If a fiduciary recommendation is made to roll over funds from an ERISA Title I retirement plan or how to invest those assets post-rollover, the investment professional must analyze the investor’s rollover options by comparing certain factors for each option. The analysis must be documented and provided to the investor. The relevant factors that must be analyzed include

  • The alternatives to a rollover, including leaving money in the current plan,
  • The fees and expenses associated with the plan and the recommended investment or account,
  • Whether the employer pays for any of the plan’s administrative expenses, and
  • The different levels of services and investments available under the plan and the recommended investment or account.
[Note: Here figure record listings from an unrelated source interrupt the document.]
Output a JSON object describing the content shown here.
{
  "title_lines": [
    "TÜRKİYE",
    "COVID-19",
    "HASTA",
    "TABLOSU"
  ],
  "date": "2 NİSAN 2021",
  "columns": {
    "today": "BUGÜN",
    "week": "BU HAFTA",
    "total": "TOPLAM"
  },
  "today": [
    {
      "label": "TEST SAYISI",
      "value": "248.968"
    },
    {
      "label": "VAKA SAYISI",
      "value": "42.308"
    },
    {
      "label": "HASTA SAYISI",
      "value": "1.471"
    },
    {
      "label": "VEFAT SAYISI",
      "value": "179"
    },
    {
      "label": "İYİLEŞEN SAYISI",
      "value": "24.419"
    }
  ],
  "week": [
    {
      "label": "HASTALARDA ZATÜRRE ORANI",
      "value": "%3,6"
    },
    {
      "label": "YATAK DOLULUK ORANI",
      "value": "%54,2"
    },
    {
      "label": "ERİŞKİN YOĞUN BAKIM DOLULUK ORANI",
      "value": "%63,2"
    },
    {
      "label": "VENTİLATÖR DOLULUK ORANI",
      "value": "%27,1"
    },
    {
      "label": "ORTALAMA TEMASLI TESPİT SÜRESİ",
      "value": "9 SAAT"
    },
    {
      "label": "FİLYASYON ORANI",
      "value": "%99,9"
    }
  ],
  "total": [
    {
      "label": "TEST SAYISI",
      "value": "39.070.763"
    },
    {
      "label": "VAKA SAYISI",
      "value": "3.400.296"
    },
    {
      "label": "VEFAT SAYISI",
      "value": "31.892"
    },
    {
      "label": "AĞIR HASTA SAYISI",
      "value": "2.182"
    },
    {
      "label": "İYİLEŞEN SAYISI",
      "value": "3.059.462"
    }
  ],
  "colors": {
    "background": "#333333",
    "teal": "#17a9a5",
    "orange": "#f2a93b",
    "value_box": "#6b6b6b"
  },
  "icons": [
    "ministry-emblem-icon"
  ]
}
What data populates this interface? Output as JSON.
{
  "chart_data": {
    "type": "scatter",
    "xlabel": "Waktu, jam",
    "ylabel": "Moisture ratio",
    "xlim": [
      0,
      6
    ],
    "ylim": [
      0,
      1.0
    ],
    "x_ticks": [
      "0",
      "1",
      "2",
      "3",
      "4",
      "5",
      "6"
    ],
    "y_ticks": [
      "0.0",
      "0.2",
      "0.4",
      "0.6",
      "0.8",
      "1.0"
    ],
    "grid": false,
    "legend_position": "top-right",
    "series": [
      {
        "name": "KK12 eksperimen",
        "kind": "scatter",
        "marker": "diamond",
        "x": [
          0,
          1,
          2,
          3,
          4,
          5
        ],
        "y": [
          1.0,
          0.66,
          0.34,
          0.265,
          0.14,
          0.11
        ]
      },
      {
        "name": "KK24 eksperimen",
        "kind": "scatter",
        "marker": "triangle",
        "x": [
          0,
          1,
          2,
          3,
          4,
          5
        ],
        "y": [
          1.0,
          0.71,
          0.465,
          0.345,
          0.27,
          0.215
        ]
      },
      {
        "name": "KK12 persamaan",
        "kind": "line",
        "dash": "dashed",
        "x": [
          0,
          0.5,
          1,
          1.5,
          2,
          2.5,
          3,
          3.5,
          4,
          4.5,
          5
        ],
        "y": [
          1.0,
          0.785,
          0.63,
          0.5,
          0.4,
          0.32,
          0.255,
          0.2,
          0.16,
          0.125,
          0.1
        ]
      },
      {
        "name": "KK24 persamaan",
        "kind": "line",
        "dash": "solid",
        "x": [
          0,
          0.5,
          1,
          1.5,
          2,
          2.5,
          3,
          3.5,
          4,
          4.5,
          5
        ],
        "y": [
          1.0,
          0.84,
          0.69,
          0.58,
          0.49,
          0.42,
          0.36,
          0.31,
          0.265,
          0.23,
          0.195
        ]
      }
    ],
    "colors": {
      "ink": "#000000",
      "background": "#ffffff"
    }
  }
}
Although PTE 2020-02 does not require a rollover disclosure for a recommendation to roll over IRA assets, the other conditions of the PTE must still be met and, in the DOL’s view, should include documentation of a rollover analysis to prove compliance with the care and loyalty obligations.

Compliance Insights

  • The amended PTE does not apply to ongoing compensation, including through a systematic purchase payment or trailing commission, received for a recommendation that was made before September 23, 2024. The amended PTE applies to new fiduciary investment advice provided on or after September 23, 2024.
  • Financial institutions complying with the existing PTE 2020-02 may reduce their compliance efforts to what is required during the one-year transition period but should consider whether it would be more challenging to temporarily reduce compliance if they are already doing most of what will be required after the transition period.
  • Although financial institutions are not required to have policies and procedures in place to comply with amended PTE 2020-02 until September 23, 2025, they may need to implement some by September 23, 2024, to ensure that advisors are complying with the Impartial Conduct standards and fiduciary acknowledgment requirement.
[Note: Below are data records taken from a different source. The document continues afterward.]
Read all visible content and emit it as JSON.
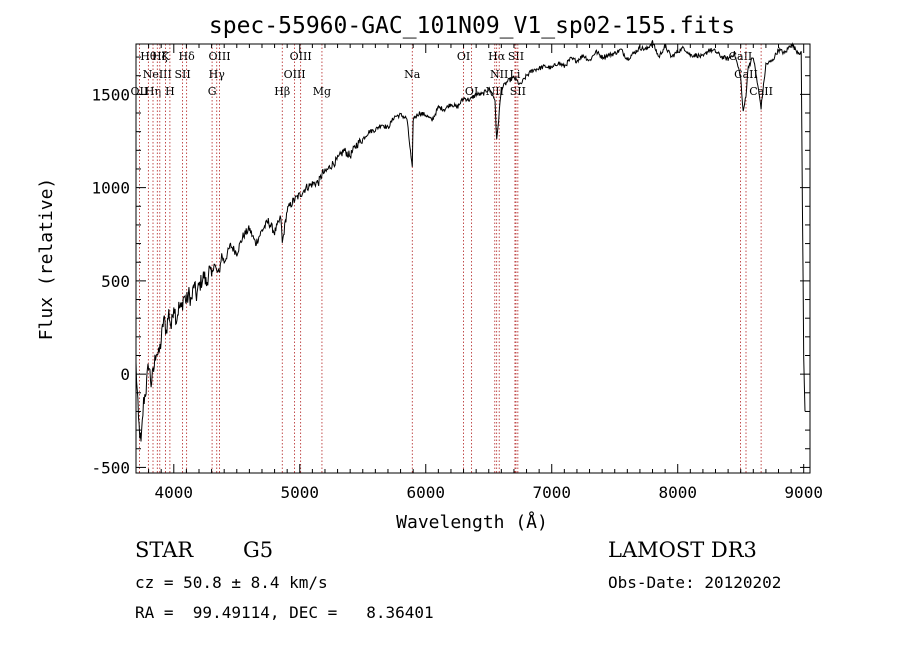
{
  "chart_data": {
    "type": "line",
    "title": "spec-55960-GAC_101N09_V1_sp02-155.fits",
    "xlabel": "Wavelength (Å)",
    "ylabel": "Flux (relative)",
    "xlim": [
      3700,
      9050
    ],
    "ylim": [
      -530,
      1770
    ],
    "xticks": [
      4000,
      5000,
      6000,
      7000,
      8000,
      9000
    ],
    "yticks": [
      -500,
      0,
      500,
      1000,
      1500
    ],
    "grid": false,
    "series": [
      {
        "name": "flux",
        "x": [
          3700,
          3720,
          3740,
          3760,
          3780,
          3800,
          3820,
          3840,
          3860,
          3880,
          3900,
          3920,
          3940,
          3960,
          3980,
          4000,
          4020,
          4040,
          4060,
          4080,
          4100,
          4120,
          4140,
          4160,
          4180,
          4200,
          4220,
          4240,
          4260,
          4280,
          4300,
          4320,
          4340,
          4360,
          4380,
          4400,
          4450,
          4500,
          4550,
          4600,
          4650,
          4700,
          4750,
          4800,
          4850,
          4861,
          4900,
          4950,
          5000,
          5050,
          5100,
          5150,
          5183,
          5200,
          5250,
          5300,
          5350,
          5400,
          5450,
          5500,
          5550,
          5600,
          5650,
          5700,
          5750,
          5800,
          5850,
          5893,
          5900,
          5950,
          6000,
          6050,
          6100,
          6150,
          6200,
          6250,
          6300,
          6350,
          6400,
          6450,
          6500,
          6550,
          6563,
          6600,
          6650,
          6700,
          6750,
          6800,
          6850,
          6900,
          6950,
          7000,
          7050,
          7100,
          7150,
          7200,
          7250,
          7300,
          7350,
          7400,
          7450,
          7500,
          7550,
          7600,
          7650,
          7700,
          7750,
          7800,
          7850,
          7900,
          7950,
          8000,
          8050,
          8100,
          8150,
          8200,
          8250,
          8300,
          8350,
          8400,
          8450,
          8498,
          8520,
          8542,
          8560,
          8600,
          8662,
          8700,
          8750,
          8800,
          8850,
          8900,
          8950,
          8980,
          9000,
          9010
        ],
        "y": [
          50,
          -250,
          -380,
          -150,
          -80,
          60,
          -50,
          20,
          130,
          100,
          180,
          300,
          230,
          330,
          250,
          380,
          290,
          360,
          350,
          420,
          390,
          430,
          390,
          480,
          420,
          470,
          500,
          530,
          480,
          560,
          520,
          600,
          550,
          540,
          640,
          600,
          690,
          650,
          740,
          780,
          700,
          770,
          820,
          760,
          840,
          700,
          880,
          930,
          960,
          1000,
          1020,
          1030,
          1080,
          1080,
          1120,
          1150,
          1200,
          1170,
          1230,
          1260,
          1300,
          1310,
          1340,
          1320,
          1380,
          1390,
          1370,
          1100,
          1370,
          1400,
          1390,
          1360,
          1430,
          1420,
          1450,
          1430,
          1480,
          1470,
          1500,
          1500,
          1530,
          1470,
          1250,
          1530,
          1570,
          1590,
          1550,
          1600,
          1630,
          1640,
          1650,
          1640,
          1670,
          1650,
          1690,
          1680,
          1710,
          1680,
          1730,
          1700,
          1710,
          1720,
          1740,
          1690,
          1720,
          1750,
          1740,
          1780,
          1700,
          1760,
          1700,
          1730,
          1750,
          1710,
          1710,
          1700,
          1740,
          1730,
          1700,
          1690,
          1720,
          1600,
          1400,
          1500,
          1650,
          1700,
          1430,
          1660,
          1680,
          1740,
          1720,
          1770,
          1730,
          1720,
          100,
          -200
        ]
      }
    ],
    "line_markers": [
      {
        "wavelength": 3727,
        "label": "OII",
        "row": 2
      },
      {
        "wavelength": 3798,
        "label": "Hθ",
        "row": 0
      },
      {
        "wavelength": 3835,
        "label": "Hη",
        "row": 2
      },
      {
        "wavelength": 3869,
        "label": "NeIII",
        "row": 1
      },
      {
        "wavelength": 3889,
        "label": "Hζ",
        "row": 0
      },
      {
        "wavelength": 3934,
        "label": "K",
        "row": 0
      },
      {
        "wavelength": 3969,
        "label": "H",
        "row": 2
      },
      {
        "wavelength": 4070,
        "label": "SII",
        "row": 1
      },
      {
        "wavelength": 4102,
        "label": "Hδ",
        "row": 0
      },
      {
        "wavelength": 4304,
        "label": "G",
        "row": 2
      },
      {
        "wavelength": 4341,
        "label": "Hγ",
        "row": 1
      },
      {
        "wavelength": 4363,
        "label": "OIII",
        "row": 0
      },
      {
        "wavelength": 4861,
        "label": "Hβ",
        "row": 2
      },
      {
        "wavelength": 4959,
        "label": "OIII",
        "row": 1
      },
      {
        "wavelength": 5007,
        "label": "OIII",
        "row": 0
      },
      {
        "wavelength": 5176,
        "label": "Mg",
        "row": 2
      },
      {
        "wavelength": 5893,
        "label": "Na",
        "row": 1
      },
      {
        "wavelength": 6300,
        "label": "OI",
        "row": 0
      },
      {
        "wavelength": 6364,
        "label": "OI",
        "row": 2
      },
      {
        "wavelength": 6548,
        "label": "NII",
        "row": 2
      },
      {
        "wavelength": 6563,
        "label": "Hα",
        "row": 0
      },
      {
        "wavelength": 6583,
        "label": "NII",
        "row": 1
      },
      {
        "wavelength": 6716,
        "label": "SII",
        "row": 0
      },
      {
        "wavelength": 6731,
        "label": "SII",
        "row": 2
      },
      {
        "wavelength": 6708,
        "label": "Li",
        "row": 1
      },
      {
        "wavelength": 8498,
        "label": "CaII",
        "row": 0
      },
      {
        "wavelength": 8542,
        "label": "CaII",
        "row": 1
      },
      {
        "wavelength": 8662,
        "label": "CaII",
        "row": 2
      }
    ],
    "colors": {
      "line": "#000000",
      "markers": "#b22222",
      "axes": "#000000"
    }
  },
  "info": {
    "object_class": "STAR",
    "subclass": "G5",
    "survey": "LAMOST DR3",
    "redshift": "cz = 50.8 ± 8.4 km/s",
    "obs_date": "Obs-Date: 20120202",
    "coords": "RA =  99.49114, DEC =   8.36401"
  }
}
IRALOGIX will continue to provide insights on the DOL’s fiduciary rule and PTE 2020-02, including whether pending litigation is successful in delaying the implementation date or vacating all or part of the new rule. In the meantime, investment professionals and financial institutions whose service models will trigger fiduciary status under the new rule should prepare to comply by September 23, 2024.

Footnotes

1 ERISA Sec. 3(21)(A)(ii) regulations: 29 CFR 2510.3-21(c)(1)

2 An amended PTE 84-24 is available for independent insurance agents. Also, the existing statutory exemption under ERISA §408(b)(14) for participant or IRA holder investment advice provided through a level-fee or computer model arrangement meeting certain conditions is still available. See 29 CFR 2550.408g-1.